We can trace the impact of a more specific narrative motif by continuing the marine analogy. Another whale is the author Graham Hancock, the author and journalist who has written extensively about the supposed demise of a worldwide ice age civilisation whose physical traces remain in the landscapes of Mesoamerica, Mesopotamia, and Egypt; an idea he promoted in his 2022 Netflix series, Ancient Apocalypse. Hancock’s strategy has been to establish himself as a “connector” outwith the conventional structures of scholarly publication, verification and peer-review – indeed, in direct opposition to them, portraying them as agents of conspiracy. “Archaeologists and their friends in the media are spitting nails about my Ancient Apocalypse series on Netflix and want me cancelled”, he Tweeted on 25th November. Without entering the debate as to the veracity of his ideas, there is no doubt he has played the role of “folklore connector” with great success, with Ancient Apocalypse garnering 25 million viewing hours in its first week.  A powerful message delivered in a framing more akin to gladiatorial combat than the nuanced exchange of ideas that the academy is more used to.
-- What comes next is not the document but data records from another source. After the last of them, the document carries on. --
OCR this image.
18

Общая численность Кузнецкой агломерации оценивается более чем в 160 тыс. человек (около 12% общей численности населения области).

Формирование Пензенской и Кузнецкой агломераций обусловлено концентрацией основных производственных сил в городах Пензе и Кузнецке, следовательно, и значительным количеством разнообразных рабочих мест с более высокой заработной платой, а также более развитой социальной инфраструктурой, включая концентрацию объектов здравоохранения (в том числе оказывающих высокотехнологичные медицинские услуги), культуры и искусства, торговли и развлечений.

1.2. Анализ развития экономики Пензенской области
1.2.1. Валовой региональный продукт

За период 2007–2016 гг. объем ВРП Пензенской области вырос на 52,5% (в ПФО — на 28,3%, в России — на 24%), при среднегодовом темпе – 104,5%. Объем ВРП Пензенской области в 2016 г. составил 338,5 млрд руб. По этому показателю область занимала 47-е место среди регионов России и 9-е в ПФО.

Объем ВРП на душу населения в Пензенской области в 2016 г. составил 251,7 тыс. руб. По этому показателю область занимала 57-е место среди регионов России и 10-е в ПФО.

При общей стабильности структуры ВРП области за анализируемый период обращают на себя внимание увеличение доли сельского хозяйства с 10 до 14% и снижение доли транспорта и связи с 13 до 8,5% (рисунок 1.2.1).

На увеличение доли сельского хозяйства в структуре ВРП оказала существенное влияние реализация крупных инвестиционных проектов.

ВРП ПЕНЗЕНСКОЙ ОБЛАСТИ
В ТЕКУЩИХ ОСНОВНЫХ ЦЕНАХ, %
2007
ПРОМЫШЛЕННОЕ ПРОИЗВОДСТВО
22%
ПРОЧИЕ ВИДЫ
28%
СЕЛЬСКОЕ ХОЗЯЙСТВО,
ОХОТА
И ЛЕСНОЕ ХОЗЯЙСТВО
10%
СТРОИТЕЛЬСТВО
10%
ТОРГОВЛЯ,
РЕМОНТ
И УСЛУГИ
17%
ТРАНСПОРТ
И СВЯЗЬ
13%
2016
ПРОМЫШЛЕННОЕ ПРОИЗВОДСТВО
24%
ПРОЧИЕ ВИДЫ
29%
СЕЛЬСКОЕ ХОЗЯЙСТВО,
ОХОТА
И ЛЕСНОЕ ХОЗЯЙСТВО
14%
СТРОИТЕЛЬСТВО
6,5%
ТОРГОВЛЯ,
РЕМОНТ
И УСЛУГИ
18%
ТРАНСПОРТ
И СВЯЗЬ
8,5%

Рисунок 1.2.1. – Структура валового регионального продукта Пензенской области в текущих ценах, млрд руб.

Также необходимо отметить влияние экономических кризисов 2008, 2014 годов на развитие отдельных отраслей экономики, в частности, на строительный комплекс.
The algorithm brings another angle which I hope might be explored in June: the presence of algorithms as characters in popular narratives, as well as, for better or for worse, propagators of them. One can reel off a list: The Terminator, Tron, The Matrix, War Games, Dr Strangelove … all the way back to the founding classic, Kubrick’s 2001: A Space Odyssey, which deal with character-algorithms that take on agency in unexpected and unbenign ways.  I strongly suspect that these films, and the dozens or hundreds like them, reflect existential fears about the world, political instability and, to one extent or another in the cases listed here, the Cold War and the prospect of nuclear Armageddon, and that the role that machines might “rise up” to play in it. This fear is a human constant: the fear of the machines in the twentieth century is the fear of the unknown and the unknowable, much like fear of AI in the twenty first; and, indeed, the fear of the darkness beyond the campfire. Folklore helps us to manage it, and understand it. I believe that folklore and the digital have far more in common than they might at first seem to have.